Breast cancer is the most common malignancy among women. It remains a major cause of mortality among women, although the five-year survival of breast cancer patients is about 90%. To aid in the clinical treatment decisions, clinical factors and biomarkers are utilized to predict the behaviour and prognosis of breast cancer. Traditionally such prognostic factors have been the size and stage of the tumour, hormone receptor expression, the amplification status of Her2 oncogene and the proliferation activity of the tumour cells.

The purpose of this study is to investigate regulatory proteins of the metaphase-anaphase transition of the cell division and evaluate their potential value in predicting the prognosis of breast carcinoma patients. The study is based on 1135 breast cancer patients with a maximum follow-up time of 22 years. The tissue material was collected into tissue microarrays and the protein expressions were analysed with immunohistochemical and immunofluorescence methods.

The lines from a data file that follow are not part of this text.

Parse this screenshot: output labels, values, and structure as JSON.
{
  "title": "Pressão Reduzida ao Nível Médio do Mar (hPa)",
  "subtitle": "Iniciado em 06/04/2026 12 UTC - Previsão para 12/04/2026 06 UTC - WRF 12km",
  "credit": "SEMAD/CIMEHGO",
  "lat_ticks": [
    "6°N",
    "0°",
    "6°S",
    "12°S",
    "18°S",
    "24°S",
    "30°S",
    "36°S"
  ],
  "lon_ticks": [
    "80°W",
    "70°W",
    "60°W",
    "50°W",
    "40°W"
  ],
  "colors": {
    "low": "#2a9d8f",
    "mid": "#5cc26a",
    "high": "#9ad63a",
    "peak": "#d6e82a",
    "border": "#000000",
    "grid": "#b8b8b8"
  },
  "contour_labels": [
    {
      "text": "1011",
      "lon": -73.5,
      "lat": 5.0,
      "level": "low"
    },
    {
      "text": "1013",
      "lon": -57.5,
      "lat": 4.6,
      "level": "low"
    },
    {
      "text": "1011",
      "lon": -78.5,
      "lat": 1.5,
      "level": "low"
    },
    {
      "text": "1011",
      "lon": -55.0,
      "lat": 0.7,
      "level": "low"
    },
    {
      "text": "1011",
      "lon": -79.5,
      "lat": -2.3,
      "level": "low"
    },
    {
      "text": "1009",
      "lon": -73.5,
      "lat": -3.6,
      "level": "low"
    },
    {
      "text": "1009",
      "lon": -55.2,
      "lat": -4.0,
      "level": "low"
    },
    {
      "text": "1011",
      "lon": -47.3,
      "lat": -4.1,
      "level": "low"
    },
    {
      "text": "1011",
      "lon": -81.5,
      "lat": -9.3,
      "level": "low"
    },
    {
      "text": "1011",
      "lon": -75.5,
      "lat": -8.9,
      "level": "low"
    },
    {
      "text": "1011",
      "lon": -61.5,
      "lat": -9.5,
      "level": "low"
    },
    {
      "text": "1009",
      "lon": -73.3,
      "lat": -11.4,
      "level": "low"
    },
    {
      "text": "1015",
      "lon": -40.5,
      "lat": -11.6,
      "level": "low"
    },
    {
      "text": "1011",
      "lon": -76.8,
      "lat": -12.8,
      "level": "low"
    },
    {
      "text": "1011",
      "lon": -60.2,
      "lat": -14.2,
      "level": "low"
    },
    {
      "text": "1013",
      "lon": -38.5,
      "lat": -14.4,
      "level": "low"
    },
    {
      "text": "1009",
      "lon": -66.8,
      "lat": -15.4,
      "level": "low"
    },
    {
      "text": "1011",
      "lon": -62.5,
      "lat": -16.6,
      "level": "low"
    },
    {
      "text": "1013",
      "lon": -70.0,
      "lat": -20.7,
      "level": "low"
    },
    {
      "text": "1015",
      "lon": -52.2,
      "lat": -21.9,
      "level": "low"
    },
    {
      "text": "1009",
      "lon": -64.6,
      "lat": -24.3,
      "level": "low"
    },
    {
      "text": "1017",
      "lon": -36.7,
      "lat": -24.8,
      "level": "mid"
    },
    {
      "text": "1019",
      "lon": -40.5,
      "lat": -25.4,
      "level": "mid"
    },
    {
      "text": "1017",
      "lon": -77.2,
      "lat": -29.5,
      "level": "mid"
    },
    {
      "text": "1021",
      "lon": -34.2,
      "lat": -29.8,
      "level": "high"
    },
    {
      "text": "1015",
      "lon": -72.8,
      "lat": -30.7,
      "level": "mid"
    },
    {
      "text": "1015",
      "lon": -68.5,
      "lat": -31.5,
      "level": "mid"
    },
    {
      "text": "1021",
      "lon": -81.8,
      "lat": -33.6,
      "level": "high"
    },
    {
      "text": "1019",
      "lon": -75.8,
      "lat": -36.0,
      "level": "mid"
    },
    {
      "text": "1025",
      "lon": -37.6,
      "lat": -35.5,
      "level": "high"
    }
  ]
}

Securin, PTTG1IP, separase and SA2 are proteins involved in the regulation of the cell cycle. In this study, the immunohistochemical expression of these proteins in breast cancer tissue was examined. The changes in the expression profile were then used to estimate their prognostic value. Securin overexpression alone predicted a 2.4-fold risk of breast cancer death (p>0.001). Combined with the other studied cell-cycle proteins, this risk was emphasized. A model combining securin, separase and axillary lymph node status increased the risk of breast cancer death 6.2-fold (p 0.0006, CI 3.2-82.6). In addition, cytoplasmic securin expression was associated with triple negative subtype of breast cancer.

Based on this study securin-related cell cycle proteins are promising new candidates as biomarkers for breast cancer prognosis.